"Colonel Mott!" he called, frantically. "Colonel Mott!"

But no one heeded. If any one heard, he thought it was but another cheer. The crowd swarmed down to the road shouting, huzza-ing, here and there a man or a girl pausing to steady a camera on a fence-post, here and there a father lifting his child to his shoulder.

"Where is the President?" they asked, and Billy heard the answer.

"There, there! Look! By Jakie Barsinger!"

The old man's hands dropped, and he sobbed. It had all been so neatly done: the pretense of a runaway, the confusion of the moment, Colonel Mott's excitement—and the crown of his life was gone.

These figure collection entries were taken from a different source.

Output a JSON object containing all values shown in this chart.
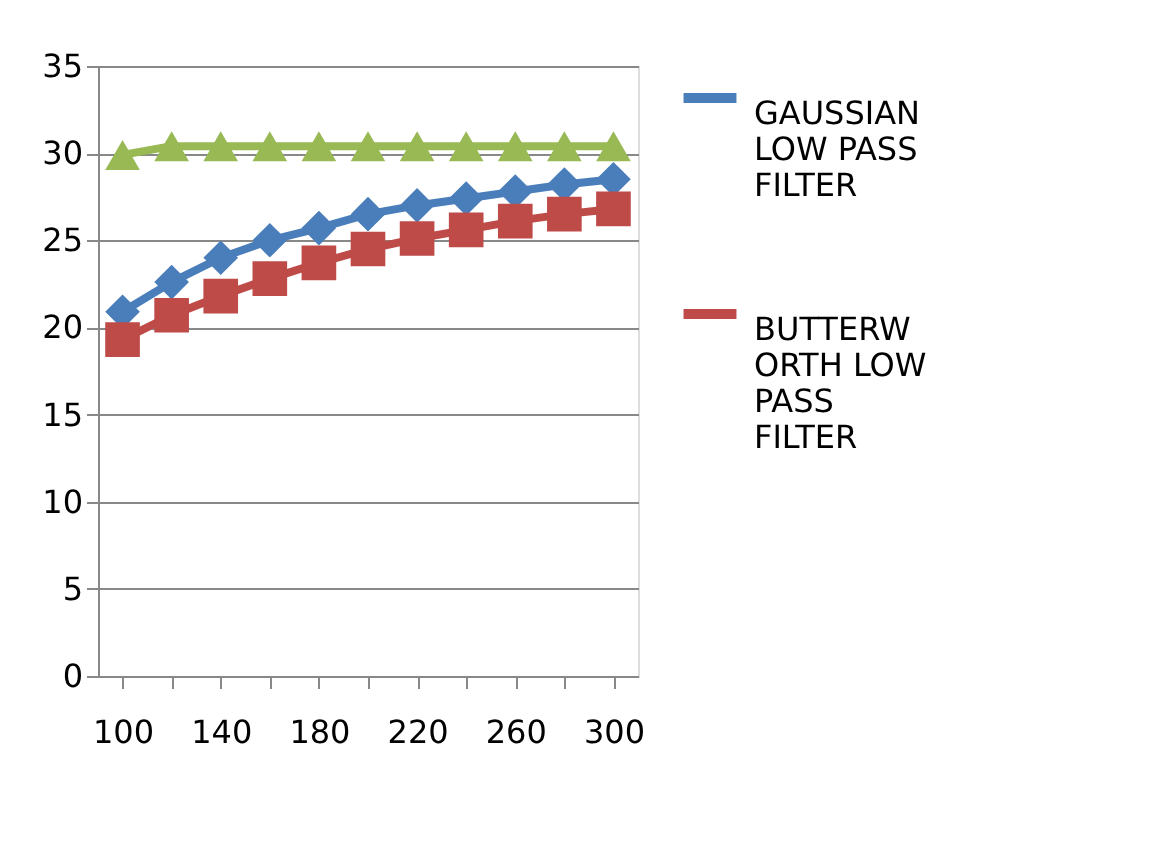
{
  "chart_data": {
    "type": "line",
    "categories": [
      "100",
      null,
      "140",
      null,
      "180",
      null,
      "220",
      null,
      "260",
      null,
      "300"
    ],
    "series": [
      {
        "name": "GAUSSIAN LOW PASS FILTER",
        "color": "#4a7ebb",
        "marker": "diamond",
        "values": [
          20.9,
          22.6,
          24.0,
          25.0,
          25.7,
          26.5,
          27.0,
          27.4,
          27.8,
          28.2,
          28.5
        ]
      },
      {
        "name": "BUTTERWORTH LOW PASS FILTER",
        "color": "#be4b48",
        "marker": "square",
        "values": [
          19.3,
          20.7,
          21.8,
          22.8,
          23.7,
          24.5,
          25.1,
          25.6,
          26.1,
          26.5,
          26.8
        ]
      },
      {
        "color": "#98b954",
        "marker": "triangle",
        "values": [
          29.9,
          30.4,
          30.4,
          30.4,
          30.4,
          30.4,
          30.4,
          30.4,
          30.4,
          30.4,
          30.4
        ]
      }
    ],
    "ylim": [
      0,
      35
    ],
    "yticks": [
      0,
      5,
      10,
      15,
      20,
      25,
      30,
      35
    ],
    "grid": "y",
    "legend": "right",
    "line_style": "solid"
  }
}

Long after the crowd had followed in the dusty wake of Jakie Barsinger's carriage, he turned his horses toward home. A hundred tourists had begged him to take them over the field, but he had silently shaken his head. He could not speak. Dan and Bess trotted briskly, mindful of the cool stable toward which their heads were set, and they whinnied eagerly at the stable door. They stood there for half an hour, however, before their master clambered down to unharness them. He talked to himself feebly, and, when he had finished, went out, not to the house, where Abbie, who had watched Jakie Barsinger drive by, waited in an agony of fear, but down the street, and out by quiet alleys and lanes to the National Cemetery. Sometimes he looked a little wonderingly toward the crowded main streets, not able to recall instantly why the crowd was there, then remembering with a rage which shook him to the soul. Fleeting, futile suggestions of revenge rushed upon him—a loosened nut in Jakie Barsinger's swingle-tree or a cut trace—and were repelled with horror which hurt as much as the rage. All the town would taunt him now. Why had he not turned his carriage across the road and stopped Jakie Barsinger in his wild dash? It would have been better to have been killed than to have lived to this.

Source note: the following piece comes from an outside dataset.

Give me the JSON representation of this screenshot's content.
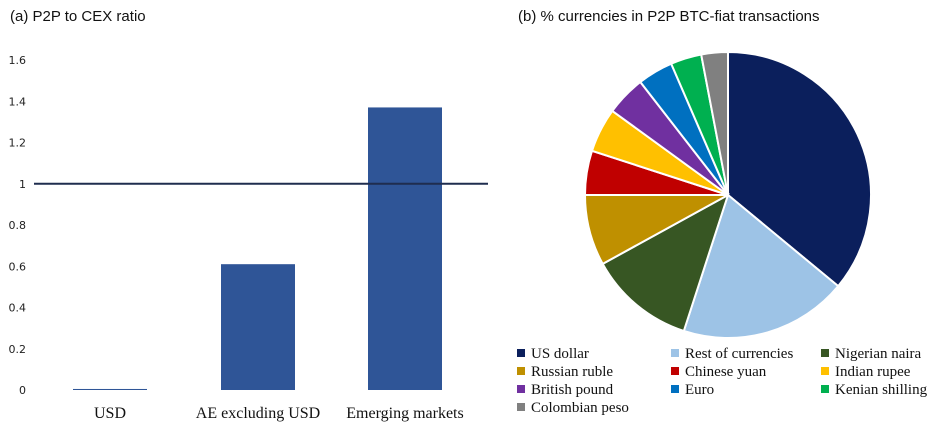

Around the gate of the cemetery a company of cavalry was stationed, and within new thousands of visitors waited. It was afternoon now, and almost time for the trip over the field to end and the exercises to begin. As Billy passed through the crowd, he felt a hand on his shoulder.

"Thought you were going to drive the President," said a loud voice.

Billy saw for an instant the strange faces about him, gaping, interested to hear his answer.

"I ain't nobody's coachman," he said coolly, and walked on.